Un coût budgétaire du "choc énergétique" plutôt proche de 10 milliards

Cette "indemnité inflation" de 100 euros devrait donc être versée à tous les Français gagnant moins de 2000 euros net par mois. Soit près de 38 millions de nos concitoyens. D'après les services du Premier ministre, le coût budgétaire de cette mesure devrait atteindre 3,8 milliards d'euros. Si on ajoute la revalorisation du chèque énergie accordée en septembre (soit un coût de 600 millions d'euros en 2021) et la perte de recettes fiscales provoquée par le blocage des prix du gaz et de l'électricité (évaluée précisément à 5,1 milliards d'euros sur l'ensemble de 2022), l'Etat a mis sur la table quasiment 9,5 milliards d'euros pour compenser ou limiter les effets du choc énergétique.
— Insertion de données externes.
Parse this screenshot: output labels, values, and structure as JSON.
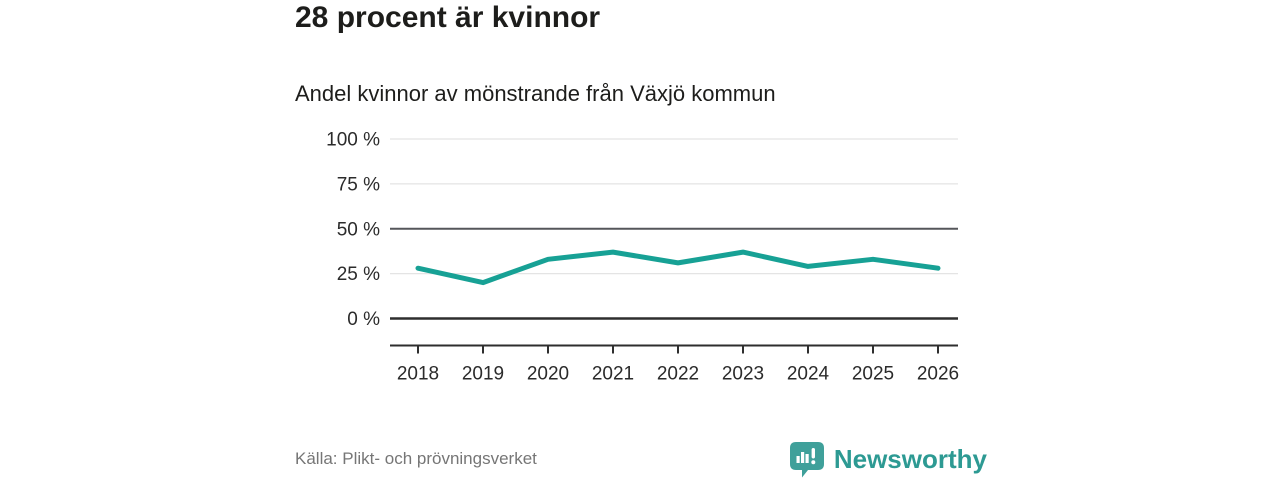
{
  "header": {
    "title": "28 procent är kvinnor",
    "subtitle": "Andel kvinnor av mönstrande från Växjö kommun"
  },
  "chart_data": {
    "type": "line",
    "title": "Andel kvinnor av mönstrande från Växjö kommun",
    "categories": [
      "2018",
      "2019",
      "2020",
      "2021",
      "2022",
      "2023",
      "2024",
      "2025",
      "2026"
    ],
    "series": [
      {
        "name": "Andel kvinnor av mönstrande",
        "values": [
          28,
          20,
          33,
          37,
          31,
          37,
          29,
          33,
          28
        ]
      }
    ],
    "xlabel": "",
    "ylabel": "",
    "ylim": [
      0,
      100
    ],
    "y_ticks": [
      {
        "value": 100,
        "label": "100 %"
      },
      {
        "value": 75,
        "label": "75 %"
      },
      {
        "value": 50,
        "label": "50 %"
      },
      {
        "value": 25,
        "label": "25 %"
      },
      {
        "value": 0,
        "label": "0 %"
      }
    ],
    "emphasized_gridline": 50,
    "grid": "horizontal",
    "legend": "none",
    "line_color": "#17a195"
  },
  "footer": {
    "source": "Källa: Plikt- och prövningsverket",
    "brand": "Newsworthy"
  },
  "icons": {
    "brand_mark": "newsworthy-speech-bubble-bar-chart-icon"
  },
  "colors": {
    "line": "#17a195",
    "grid_light": "#e4e4e4",
    "grid_emphasis": "#55565a",
    "baseline": "#2e2e2e",
    "axis": "#2e2e2e",
    "tick_label": "#2b2b2b",
    "title_text": "#1d1d1b",
    "source_text": "#767676",
    "brand_text": "#2d9a93",
    "brand_mark": "#3fa09a"
  }
}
Une somme à mettre en rapport avec les 30 milliards du grand plan d'investissements présenté la semaine dernière.

S'il paraît nécessaire de protéger et d'aider les ménages les plus modestes, le non-ciblage d'une grande partie de ces aides pose question. Il aurait sans doute été préférable d'utiliser une partie de cette enveloppe pour accélérer l'investissement : massification des stations de recharge, aide supplémentaire au changement de système de chauffage ou à l'achat de véhicules électriques. Le gouvernement a fait le choix de la paix sociale à quelques mois de la présidentielle : un calcul court-termiste et coûteux.